Es bleiben Fragen offen
Swico-Geschäftsführer Jean-Marc Hensch stört sich auch daran, dass ein Staatstrojaner bereits Mail-Entwürfe ausspähen könnte, die nie abgeschickt würden und bloss «innere Überlegungen» seinen. Und er warnt, dass zum Betrieb des Staatstrojaners oft Virenschutzprogramme auf den Geräten der Überwachten deaktiviert werden müssten, was letztlich zu Sicherheitslücken im ganzen Netz führen könne.
Bei den Strafverfolgungsbehörden kann man die Bedenken Henschs nicht teilen. Sie seien übertrieben; nicht nur, was die befürchteten Möglichkeiten der Überwachung angehe, sondern auch im Ausmass. Sowieso würden Staatstrojaner auch in Zukunft nur sehr selten zum Einsatz kommen; allein schon, weil die Menge der damit gesammelten Daten die Behörden rasch überfordern würde.
Links zum Thema
- Entwurf zur Revision des Büpf Entwurf zur Revision des Büpf
- Statement von Bundesrätin Simonetta Sommaruga zur Büpf-Revision Statement von Bundesrätin Simonetta Sommaruga zur Büpf-Revision
- Swico: Gegen Überwachungsexzesse der Strafverfolger Swico: Gegen Überwachungsexzesse der Strafverfolger
- Studie: Schutzlücken durch Wegfall der Vorratsdatenspeicherung? Studie: Schutzlücken durch Wegfall der Vorratsdatenspeicherung?
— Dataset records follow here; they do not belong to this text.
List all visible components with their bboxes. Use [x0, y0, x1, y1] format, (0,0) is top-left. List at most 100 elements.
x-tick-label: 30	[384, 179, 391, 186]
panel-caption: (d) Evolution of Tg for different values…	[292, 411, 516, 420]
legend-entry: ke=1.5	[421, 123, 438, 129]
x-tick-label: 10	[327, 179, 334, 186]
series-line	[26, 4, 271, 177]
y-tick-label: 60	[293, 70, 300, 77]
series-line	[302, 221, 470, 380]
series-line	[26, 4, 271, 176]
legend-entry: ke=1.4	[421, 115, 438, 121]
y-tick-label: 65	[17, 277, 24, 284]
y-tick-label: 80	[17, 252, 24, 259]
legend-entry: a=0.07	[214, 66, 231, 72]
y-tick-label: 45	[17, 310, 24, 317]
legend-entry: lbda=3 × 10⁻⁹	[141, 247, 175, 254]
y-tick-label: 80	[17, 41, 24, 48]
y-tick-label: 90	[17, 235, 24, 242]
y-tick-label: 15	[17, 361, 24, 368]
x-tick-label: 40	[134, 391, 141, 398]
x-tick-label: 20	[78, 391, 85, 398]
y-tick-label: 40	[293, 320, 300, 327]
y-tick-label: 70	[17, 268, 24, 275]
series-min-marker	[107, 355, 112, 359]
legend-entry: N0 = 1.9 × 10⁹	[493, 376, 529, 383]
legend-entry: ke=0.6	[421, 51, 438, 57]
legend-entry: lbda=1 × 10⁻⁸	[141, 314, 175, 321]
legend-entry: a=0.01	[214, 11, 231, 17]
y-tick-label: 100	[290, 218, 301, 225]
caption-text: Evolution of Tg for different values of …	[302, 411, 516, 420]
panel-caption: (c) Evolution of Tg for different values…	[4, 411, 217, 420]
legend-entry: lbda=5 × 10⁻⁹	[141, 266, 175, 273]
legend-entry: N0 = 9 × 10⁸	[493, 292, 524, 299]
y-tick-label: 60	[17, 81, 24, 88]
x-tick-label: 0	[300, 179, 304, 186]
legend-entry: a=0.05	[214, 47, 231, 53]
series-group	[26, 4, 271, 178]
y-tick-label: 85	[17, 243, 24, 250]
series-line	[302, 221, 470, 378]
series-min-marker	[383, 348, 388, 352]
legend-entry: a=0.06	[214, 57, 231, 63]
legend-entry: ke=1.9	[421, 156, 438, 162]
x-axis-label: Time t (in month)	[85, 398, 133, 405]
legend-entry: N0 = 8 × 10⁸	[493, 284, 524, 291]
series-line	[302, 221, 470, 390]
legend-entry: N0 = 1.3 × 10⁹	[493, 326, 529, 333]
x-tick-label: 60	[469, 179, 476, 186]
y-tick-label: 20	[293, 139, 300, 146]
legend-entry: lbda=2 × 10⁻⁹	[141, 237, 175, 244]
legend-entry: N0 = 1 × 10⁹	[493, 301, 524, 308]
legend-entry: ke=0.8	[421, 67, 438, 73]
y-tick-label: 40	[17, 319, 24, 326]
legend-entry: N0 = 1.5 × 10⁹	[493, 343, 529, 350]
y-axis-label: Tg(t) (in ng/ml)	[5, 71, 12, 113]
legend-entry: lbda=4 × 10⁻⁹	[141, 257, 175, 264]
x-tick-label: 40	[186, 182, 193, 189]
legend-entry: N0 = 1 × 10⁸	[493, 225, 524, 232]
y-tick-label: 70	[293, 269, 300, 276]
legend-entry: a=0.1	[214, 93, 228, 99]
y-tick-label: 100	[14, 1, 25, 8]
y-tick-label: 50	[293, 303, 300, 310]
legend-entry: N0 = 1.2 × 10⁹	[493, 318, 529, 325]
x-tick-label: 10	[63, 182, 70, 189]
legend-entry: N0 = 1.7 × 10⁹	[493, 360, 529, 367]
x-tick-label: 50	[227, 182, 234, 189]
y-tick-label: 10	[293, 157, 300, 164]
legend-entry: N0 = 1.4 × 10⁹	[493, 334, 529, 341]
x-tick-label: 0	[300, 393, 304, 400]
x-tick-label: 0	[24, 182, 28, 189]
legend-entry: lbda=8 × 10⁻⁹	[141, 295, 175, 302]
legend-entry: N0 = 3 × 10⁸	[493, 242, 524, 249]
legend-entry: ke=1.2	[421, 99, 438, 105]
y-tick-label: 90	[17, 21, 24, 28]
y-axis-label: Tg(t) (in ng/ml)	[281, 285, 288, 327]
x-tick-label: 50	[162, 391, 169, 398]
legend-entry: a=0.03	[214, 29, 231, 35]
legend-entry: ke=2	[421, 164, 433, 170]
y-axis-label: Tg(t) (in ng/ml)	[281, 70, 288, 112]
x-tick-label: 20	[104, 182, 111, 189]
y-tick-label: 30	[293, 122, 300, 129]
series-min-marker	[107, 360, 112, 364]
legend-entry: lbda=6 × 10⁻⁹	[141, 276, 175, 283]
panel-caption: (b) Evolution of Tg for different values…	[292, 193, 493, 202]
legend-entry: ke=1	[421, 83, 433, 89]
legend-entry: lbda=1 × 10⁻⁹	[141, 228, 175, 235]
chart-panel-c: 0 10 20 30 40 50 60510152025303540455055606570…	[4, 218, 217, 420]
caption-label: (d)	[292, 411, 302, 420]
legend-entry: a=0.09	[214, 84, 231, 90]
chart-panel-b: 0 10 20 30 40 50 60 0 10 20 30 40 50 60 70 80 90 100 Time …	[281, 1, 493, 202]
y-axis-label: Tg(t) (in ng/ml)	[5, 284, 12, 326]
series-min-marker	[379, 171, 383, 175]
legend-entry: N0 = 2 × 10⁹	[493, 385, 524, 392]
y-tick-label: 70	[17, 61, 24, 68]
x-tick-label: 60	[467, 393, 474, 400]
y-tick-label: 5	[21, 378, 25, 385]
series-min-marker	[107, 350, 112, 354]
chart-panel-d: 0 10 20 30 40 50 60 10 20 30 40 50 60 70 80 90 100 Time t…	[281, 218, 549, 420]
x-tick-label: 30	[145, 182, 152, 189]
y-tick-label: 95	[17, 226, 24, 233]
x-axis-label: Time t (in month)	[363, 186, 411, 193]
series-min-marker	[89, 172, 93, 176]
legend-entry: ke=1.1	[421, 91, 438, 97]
Dennoch bleiben beim geplanten Einsatz noch einige Fragen offen oder werden von den Behörden aus ermittlungstaktischen Gründen bewusst nicht beantwortet. Zum Beispiel, wie ein Staatstrojaner auf das Gerät eines Überwachten gelangen soll. Bei einem durch Antivirenprogramme gut geschützten Computer etwa dürfte das nur mittels Einbruch in die Wohnung des Verdächtigten möglich sein.
In der Herbstsession entscheidet der Ständerat
Ausserdem bleibt offen, wie sichergestellt wird, dass ein Staatstrojaner tatsächlich nur Fernmeldeverkehr beobachtet und wie die Behörden genau beweisen wollen, belastendes Material nicht selbst manipuliert oder mittels Staatstrojaner überhaupt erst auf den Computer des Verdächtigten kopiert zu haben. Auch darüber, wer die «Government Software» programmieren wird – der Staat oder eine private Firma – und wer diese Programme überwacht, gibt es keine Auskunft.
Die Kommission für Rechtsfragen des Ständerates wird sich in einer ihrer nächsten Sitzungen mit den Detailfragen der Büpf-Revision befassen. Danach wird der Ständerat wohl während der Herbstsession im September über die Gesetzesänderung entscheiden.